Miller's Defense of Subfield V

From Wed Feb 14 15:54:26 1996
Date: Wed, 1 Feb 1995 16:28:28 -0500
From: "Rebecca S. Guenther"
Reply to:
To: Multiple recipients of list
Subject: 655/$v both/and

Date: Tue, 31 Jan 1995 21:52:15 -0500 (EST)
Subject: 655/$v: both/and

Much of this debate (relative to Proposal 95-2) seems to assume that we must choose between 655 and a possible new $v for form/genre access. Lying behind "this" assumption is another one (IMHO) -- that f/g access is unitary, and that one technique can be discovered which will sufficiently provide it. I propose that we unpack this just a bit.

When a catalog user is looking for a particular subject content, manifested in a particular bibliographic form, then a $v technique for providing such access may prove to be very useful.

When a catalog user is looking for an item "primarily" in terms of its nature as a manifestation of f/g, then use of 655 (or 755?) is appropriate.

The two types of needs are not identical and should not be conflated. These two types of needs may be satisfied, for different patrons, by one item in a collection. To use one of Martha Yee's examples, the Hearst Metrotone News may be sought by one person as a newsreel "in and of itself", and by another person who is primarily interested in Death Valley and secondarily interested in aerial photographs of it.

I feel increasingly that we're pursuing a red herring in attempting to decide which technique will take care of all of our needs.

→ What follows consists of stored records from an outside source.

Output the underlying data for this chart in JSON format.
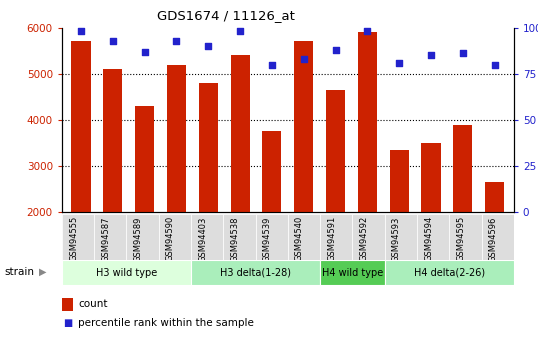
{
  "title": "GDS1674 / 11126_at",
  "samples": [
    "GSM94555",
    "GSM94587",
    "GSM94589",
    "GSM94590",
    "GSM94403",
    "GSM94538",
    "GSM94539",
    "GSM94540",
    "GSM94591",
    "GSM94592",
    "GSM94593",
    "GSM94594",
    "GSM94595",
    "GSM94596"
  ],
  "counts": [
    5700,
    5100,
    4300,
    5200,
    4800,
    5400,
    3750,
    5700,
    4650,
    5900,
    3350,
    3500,
    3900,
    2650
  ],
  "percentiles": [
    98,
    93,
    87,
    93,
    90,
    98,
    80,
    83,
    88,
    98,
    81,
    85,
    86,
    80
  ],
  "bar_color": "#cc2200",
  "dot_color": "#2222cc",
  "ylim_left": [
    2000,
    6000
  ],
  "ylim_right": [
    0,
    100
  ],
  "yticks_left": [
    2000,
    3000,
    4000,
    5000,
    6000
  ],
  "yticks_right": [
    0,
    25,
    50,
    75,
    100
  ],
  "ytick_labels_right": [
    "0",
    "25",
    "50",
    "75",
    "100%"
  ],
  "groups": [
    {
      "label": "H3 wild type",
      "start": 0,
      "end": 4,
      "color": "#ddffdd"
    },
    {
      "label": "H3 delta(1-28)",
      "start": 4,
      "end": 8,
      "color": "#aaeebb"
    },
    {
      "label": "H4 wild type",
      "start": 8,
      "end": 10,
      "color": "#55cc55"
    },
    {
      "label": "H4 delta(2-26)",
      "start": 10,
      "end": 14,
      "color": "#aaeebb"
    }
  ],
  "strain_label": "strain",
  "legend_count_label": "count",
  "legend_percentile_label": "percentile rank within the sample",
  "background_color": "#ffffff",
  "left_tick_color": "#cc2200",
  "right_tick_color": "#2222cc",
  "xlabel_bg": "#dddddd"
}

I also feel that the discussion over whether or not to define $v for form subdivisions should not become a debate over implementation timelines. I know how important that all is, but letting that concern drive the decision is putting the cart before the horse. The central question for me is, do we want to allow ourselves the "power and possibility" of distinguishing form from topical subdivisions, or don't we? I advocate that we approve the subfield, allow ourselves the option, and then worry about implementation, which can take as long as it needs to.